Tuesday, January 15, 2013

Days of Grace, by Catherine Hall

Portobello Books, ISBN 9781846271830, 2009

Nora is twelve years old when, because of World War II, she becomes one of the thousands of English children put on trains out of London into the safer English countryside. Her mother puts her on the evacuation train for her safety, but Nora feels it as an emotionally devastating rejection. When she reaches rural Kent and is taken in by the Rivers family, she bonds immediately with their daughter, Grace, is enchanted by Mrs. Rivers, and grateful for the new world Rev. Rivers opens up to her with education.
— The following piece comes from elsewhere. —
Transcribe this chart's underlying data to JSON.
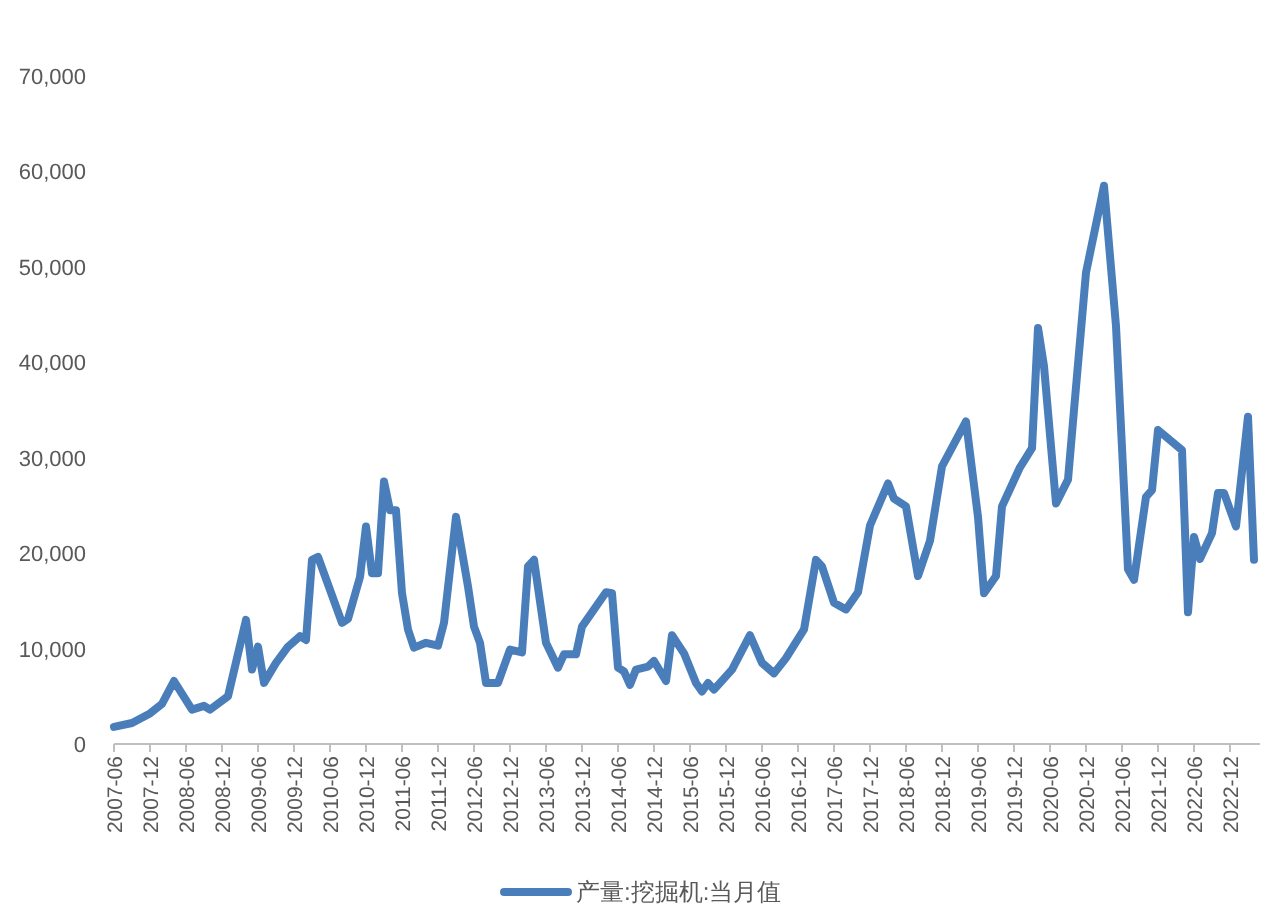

Nora and Grace grow as close as sisters, but as the girls reach adolescence, she discovers that even that is not quite close enough. She wants more, something that at that time and place she can't even ask for. And gradually she learns that this idyllic family is not quite so idyllic as it looked at first. There is a grief and a barrier between Rev. and Mrs. Rivers, and a fatal weakness in the Reverend.

The story alternates between Nora as a young girl and young woman during the war years, and Nora as an old woman, dying of cancer and taking in a young woman, Rose, a single mother disowned by her own family. Nora isn't always the most lovable character; she's hard on herself and others, unable to forgive herself for her mistakes. I found this nevertheless an absolutely engaging character study, as the young Nora struggles with feelings she can never talk about, and the old Nora struggles to do the right thing for herself and those around her, after a lifetime of mistakes.

Recommended.

I borrowed this book from the library.